En réponse, ces gens de mer s’affirment de plus en plus dans l’idée qu’ils ne dépendent d’aucune patrie. Leur nombre d’ailleurs va augmenter jusqu’à atteindre environ 2000 individus qui naviguent dans les Antilles et le Golfe du Mexique.
UNE PIRATERIE INTERNATIONALE
C’est à cette époque que certains symboles ancrés dans notre imaginaire vont apparaître. Le Jolly Roger, par exemple, émerge vers 1700. C'est le fameux drapeau noir orné d’une tête-de-mort et souvent d’un sablier, ce dernier indiquant le peu de temps qui reste aux marins pour se rendre.
Nous imaginons facilement un abordage après que ce drapeau fut dressé. Pourtant, ces derniers sont exceptionnels.
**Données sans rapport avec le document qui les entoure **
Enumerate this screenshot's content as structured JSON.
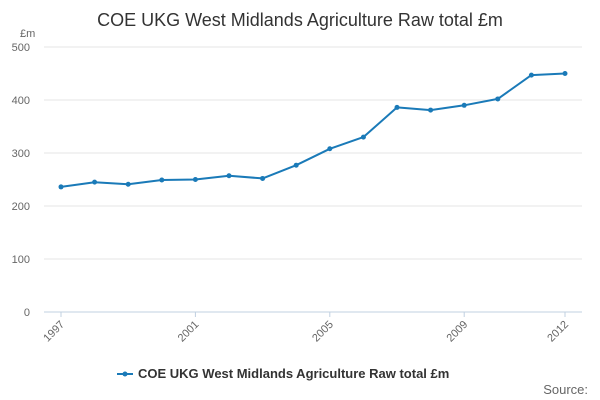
{
  "chart_data": {
    "type": "line",
    "title": "COE UKG West Midlands Agriculture Raw total £m",
    "ylabel": "£m",
    "xlabel": "",
    "ylim": [
      0,
      500
    ],
    "yticks": [
      0,
      100,
      200,
      300,
      400,
      500
    ],
    "xticks": [
      1997,
      2001,
      2005,
      2009,
      2012
    ],
    "x": [
      1997,
      1998,
      1999,
      2000,
      2001,
      2002,
      2003,
      2004,
      2005,
      2006,
      2007,
      2008,
      2009,
      2010,
      2011,
      2012
    ],
    "series": [
      {
        "name": "COE UKG West Midlands Agriculture Raw total £m",
        "color": "#1a7ab8",
        "values": [
          236,
          245,
          241,
          249,
          250,
          257,
          252,
          277,
          308,
          330,
          386,
          381,
          390,
          402,
          447,
          450
        ]
      }
    ],
    "grid": true,
    "legend": "bottom-center",
    "source_label": "Source:"
  }
}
Le butin est désiré certes, mais personne ne veut faire un trou dans la coque de son bateau.
Le pavillon rouge qui a été arboré par les navires pirates avant l'apparition de Jolly Roger avait la même fonction d’inspirer la terreur. On le retrouve ponctuellement plus tard au 19e siècle dans la « flotte au drapeau rouge » commandée par la femme pirate Ching Shih en mer de Chine.
Galerie photo : Les découvertes faites sur le navire de Barbe Noire
Concernant Barbe Noire, surtout célèbre pour son apparence effrayante mise en scène avec son épaisse barbe noire et son habitude de tresser des mèches à canon allumées dans ses cheveux, il ne semble pas tant avoir bâti sa réputation sur ses prises qui n'étaient, de ce que l'on sait, pas exceptionnelles comparées à d’autres de cette période. (À lire aussi : La véritable histoire de Barbe Noire, la terreur des mers)
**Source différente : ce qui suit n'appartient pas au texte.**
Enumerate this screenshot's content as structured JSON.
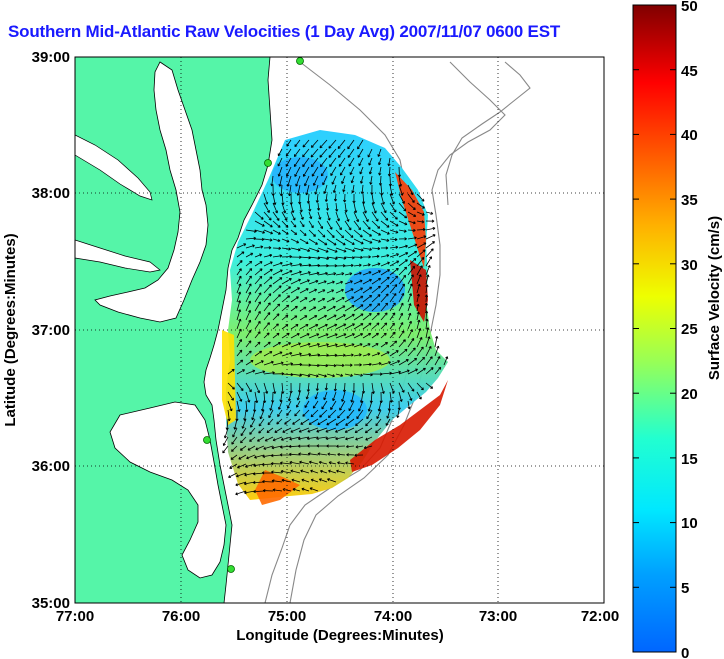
{
  "title": "Southern Mid-Atlantic Raw Velocities (1 Day Avg) 2007/11/07 0600 EST",
  "map": {
    "x_axis": {
      "label": "Longitude (Degrees:Minutes)",
      "ticks": [
        "77:00",
        "76:00",
        "75:00",
        "74:00",
        "73:00",
        "72:00"
      ]
    },
    "y_axis": {
      "label": "Latitude (Degrees:Minutes)",
      "ticks": [
        "39:00",
        "38:00",
        "37:00",
        "36:00",
        "35:00"
      ]
    },
    "land_color": "#55f5a8",
    "grid": "dotted"
  },
  "colorbar": {
    "label": "Surface Velocity (cm/s)",
    "ticks": [
      "50",
      "45",
      "40",
      "35",
      "30",
      "25",
      "20",
      "15",
      "10",
      "5",
      "0"
    ],
    "range": [
      0,
      50
    ],
    "colormap": "jet"
  }
}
« Environ au même moment, du point de vue de la valeur des prises en tout cas, ce qui se passe en mer Rouge est beaucoup plus important. Dans cette région, les pirates s’emparent de riches navires transportant des pèlerins venus d’Inde. Mais dans ce cas-là, ce n’est pas l’Europe directement qui est touchée donc cette histoire a été moins considérée », commente Philippe Hrodej, historien spécialiste d’histoire maritime.
Une nouvelle période de paix entre la France et l’Angleterre durera de 1713 à 1744, marquant un coup d’arrêt à la piraterie. Dans les caraïbes, cet épisode se finira pour beaucoup la corde au cou. D’autres seront graciés. Cette parenthèse de paix renforcera le sentiment que la vague de piraterie qui l'avait précédée pouvait être considérée comme l’âge d'or des pirates. Il n’en est rien, mais ces années apaisées permettront aux premières légendes de prendre vie dans l'imaginaire collectif.